The current members of the shared-liquidity pool are New Jersey, Delaware, and Nevada, but Michigan has been now added to the ranks. All states have a fairly similar approach to online gambling and they offer liberal and encompassing laws that focus on sports, poker, and casinos. All but Nevada that is as the Silver State is heavily reliant on foot traffic to its casinos.
Nevada and Delaware entered the agreement back in 2014 and New Jersey joined in 2017, just a year prior to the legalization of sports gambling. Nevada, though, may not like online casinos, but it’s happy to allow people to play poker online, which means that players in the Great Lakes and Silver State will now have access to bigger prize pools.
Liquidity has been one of the main challenges in cultivating a strong poker community in the United States. The majority of players still tend to eye offshore websites soulfully and many are tempted to play there instead of looking up some alternative in the US.
With the strong endorsement of shared liquidity agreements, though, poker should sooner or later catch up online. Commenting on the latest member, the Multi-State Internet Gaming Association – originally founded in Delaware – said through its manager Rebecca Satterfield:
"The Multi-State Internet Gaming Association welcomes Michigan to its ranks, along with its nearly 10 million residents, who can now avail themselves of a full array of interactive gaming among the association’s member states."
Satterfield reaffirmed the organization’s commitment to see more jurisdictions across the United States join the shared liquidity. The plans were scuppered back in 2019 when the Department of Justice, under the administration of President Donald Trump, decided to reverse its opinion of a piece of legislation known as The Wire Act.
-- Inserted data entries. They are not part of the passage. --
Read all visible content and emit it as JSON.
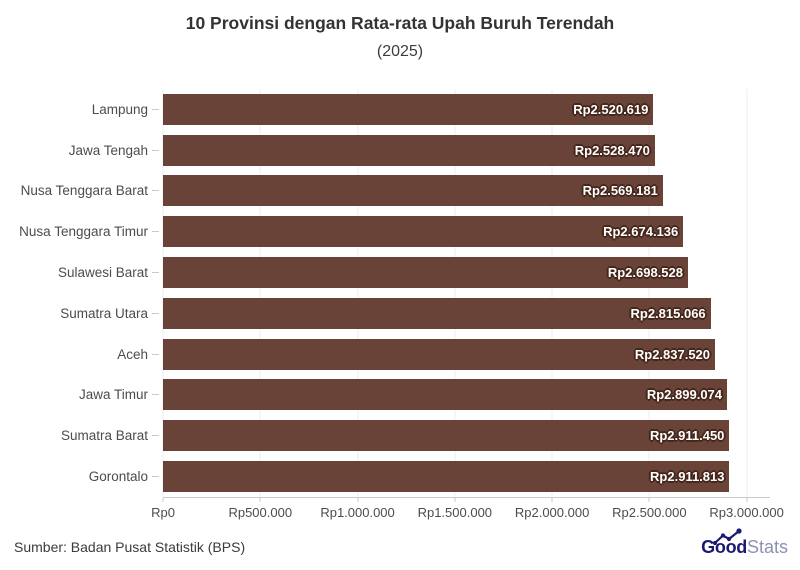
{
  "header": {
    "title": "10 Provinsi dengan Rata-rata Upah Buruh Terendah",
    "subtitle": "(2025)"
  },
  "chart_data": {
    "type": "bar",
    "orientation": "horizontal",
    "title": "10 Provinsi dengan Rata-rata Upah Buruh Terendah",
    "subtitle": "(2025)",
    "categories": [
      "Lampung",
      "Jawa Tengah",
      "Nusa Tenggara Barat",
      "Nusa Tenggara Timur",
      "Sulawesi Barat",
      "Sumatra Utara",
      "Aceh",
      "Jawa Timur",
      "Sumatra Barat",
      "Gorontalo"
    ],
    "values": [
      2520619,
      2528470,
      2569181,
      2674136,
      2698528,
      2815066,
      2837520,
      2899074,
      2911450,
      2911813
    ],
    "value_labels": [
      "Rp2.520.619",
      "Rp2.528.470",
      "Rp2.569.181",
      "Rp2.674.136",
      "Rp2.698.528",
      "Rp2.815.066",
      "Rp2.837.520",
      "Rp2.899.074",
      "Rp2.911.450",
      "Rp2.911.813"
    ],
    "x_ticks": [
      {
        "value": 0,
        "label": "Rp0"
      },
      {
        "value": 500000,
        "label": "Rp500.000"
      },
      {
        "value": 1000000,
        "label": "Rp1.000.000"
      },
      {
        "value": 1500000,
        "label": "Rp1.500.000"
      },
      {
        "value": 2000000,
        "label": "Rp2.000.000"
      },
      {
        "value": 2500000,
        "label": "Rp2.500.000"
      },
      {
        "value": 3000000,
        "label": "Rp3.000.000"
      }
    ],
    "xlim": [
      0,
      3120000
    ],
    "xlabel": "",
    "ylabel": "",
    "grid": true,
    "legend": false,
    "bar_color": "#694337",
    "value_label_outline": "#45261b"
  },
  "footer": {
    "source": "Sumber: Badan Pusat Statistik (BPS)",
    "logo": {
      "bold": "Good",
      "light": "Stats"
    }
  },
  "colors": {
    "background": "#ffffff",
    "title": "#333333",
    "axis_label": "#4c4c4c",
    "gridline": "#ededed",
    "axis_line": "#c9c9c9",
    "bar": "#694337",
    "logo_navy": "#1b1a72",
    "logo_light": "#8e90b4"
  }
}
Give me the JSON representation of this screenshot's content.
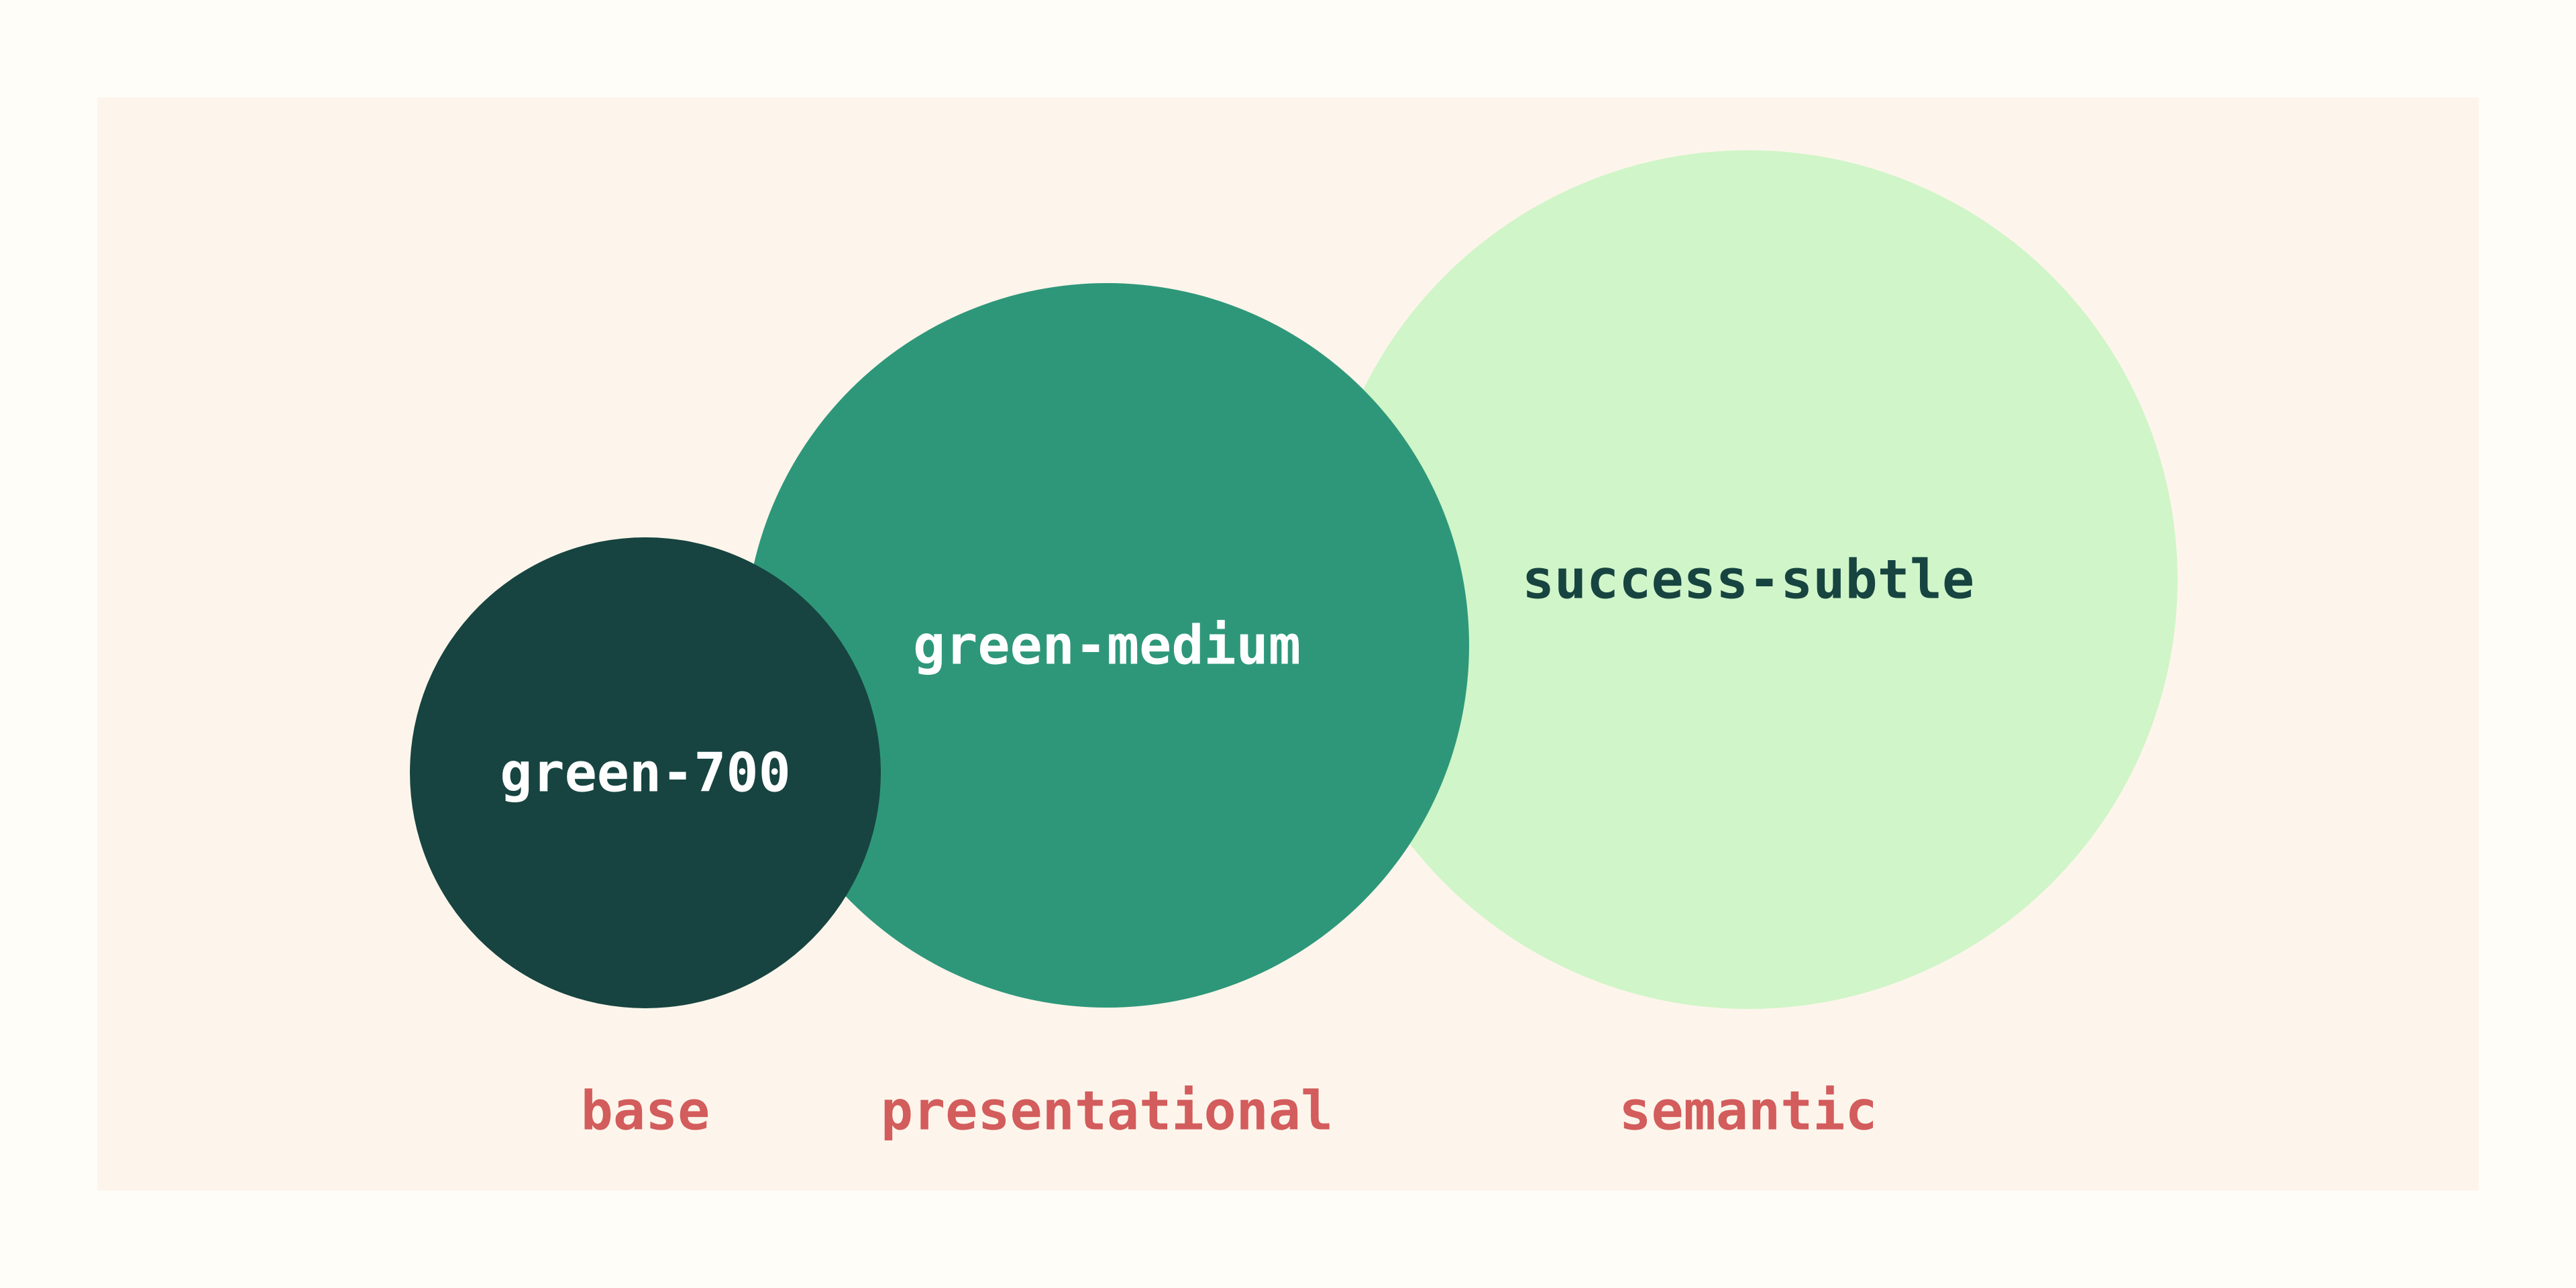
{
  "tokens": {
    "base": {
      "name": "green-700",
      "color": "#174440",
      "text_color": "#ffffff"
    },
    "presentational": {
      "name": "green-medium",
      "color": "#2e977a",
      "text_color": "#ffffff"
    },
    "semantic": {
      "name": "success-subtle",
      "color": "#d0f5c8",
      "text_color": "#174440"
    }
  },
  "labels": {
    "base": "base",
    "presentational": "presentational",
    "semantic": "semantic",
    "color": "#d35c5c"
  },
  "background": {
    "page": "#fffdf8",
    "panel": "#fdf5eb"
  }
}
The Wire Act intended to prohibit the transference of information and personal data across state borders, effectively dismantling the way lotteries operate. However, the reversal issued a very strong response from individual states which challenged the "frivolous" opinion of the Wire Act by the DoJ.
The case was finally settled with the New Hampshire Lottery defeating the opinion in court and paving the way for the growth of the shared-liquidity agreement originally created between Nevada and Delaware. This success and Michigan’s most recent joining should mean that we can see Pennsylvania follow suit before long.